After a year back at work, I went to a first-responder and military retreat. That is where I learned WHY… why I was built the way I am, and why I reacted the way I did. I also developed a whole new understanding and compassion for people in my life. Perhaps people react because of trauma or something that happened to them in their life. It was a profound shift in thinking for me. I also learned I AM NOT ALONE. Many first-responders struggle with suicide, depression, anxiety, compassion fatigue, and addiction. And the price is happiness. I had so many years of numbing, isolation, taking 10 sleeping pills and sleeping for hours when I got home, drinking, sex, and shopping. I closed that chapter.
There is a phrase they say at the end of AA meetings: “It works if you work it.” That became my life motto. I got better because I put in the work. I showed up for MYSELF… treatment, appointments and calls with my therapist and psychiatrist, Eye Movement Desensitization Reprocessing (EMDR) therapy, neurofeedback, meditation, exercise, learning new coping skills, learning to say “I need help” instead of doing it alone, support groups, retreats, finding my tribe of safe people. I learned to live one day at a time. If not one day, then one hour. If not one hour, then one minute. We can all survive for 60 seconds.
What does my life look like now? It has been three years since being in treatment. I can honestly say I am the happiest I have ever been.
I have been sober 3.5 years and don’t miss it one bit. I meditate daily. If I don’t, then I feel off. I lean into the uncomfortable and I am curious about my feelings. I’m not afraid to talk about them anymore. Last September during National Suicide Prevention Awareness Month, I got an amazing piece of art work on my forearm, covering up my scars. This would remind me of my journey and how far I’ve come. Something scary and difficult can turn into something beautiful.
I am a part-time instructor at a local college in partnership with the county sheriff’s department, so I get to teach instructional blocks on wellness and post-traumatic stress, sharing my personal journey, in advanced officer training courses. Recently, I hung up my headset for the last time and cleaned out my locker, retiring as police dispatcher with 14 years of service. I am excited to start a new career as a Public Safety Advocate at First Responder Wellness, a private company that exclusively treats first-responders. Closing one chapter and starting a new one is a surreal feeling. My life is completely different now and I am grateful for all the amazing and difficult things I experienced.
You don’t have to do it alone; it’s okay to not be okay. Cheers to a beautiful, crazy, hard, and amazing career in law enforcement. I’ll be 10-7 out of service.
Catch me chasing my dreams helping other first-responders. Life is worth living and I cannot imagine doing anything else now.

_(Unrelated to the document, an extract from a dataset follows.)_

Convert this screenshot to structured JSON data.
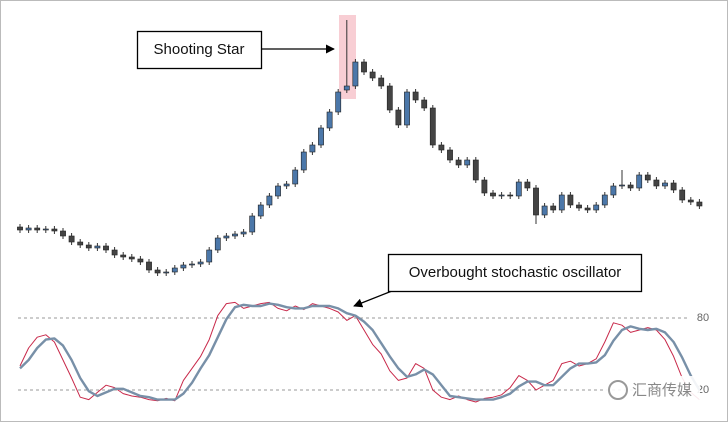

About the Author: Cassie Sexton is a Public Safety Advocate at First Responder Wellness by Simple Recovery. She has extensive law enforcement experience in dispatch, jail, and traffic divisions. Early in her career, she became eager to learn new specialties, showing natural leadership, and a passion for teaching and presenting. With her diverse background, this opened an opportunity at the local college the last few years allowing her to be a speaker for Dispatch courses, most recently, specializing in wellness and PTS. Cassie is passionate about helping first-responders due to her own healing journey of dealing with PTS through wellness, meditation, and recovery. Cassie helps facilitate and lead peer-run Fellowship Support Groups for first-responders twice a week. The support groups allow and provide a safe space for first-responders to gather, share, and heal from the unique traumas they all face on the job.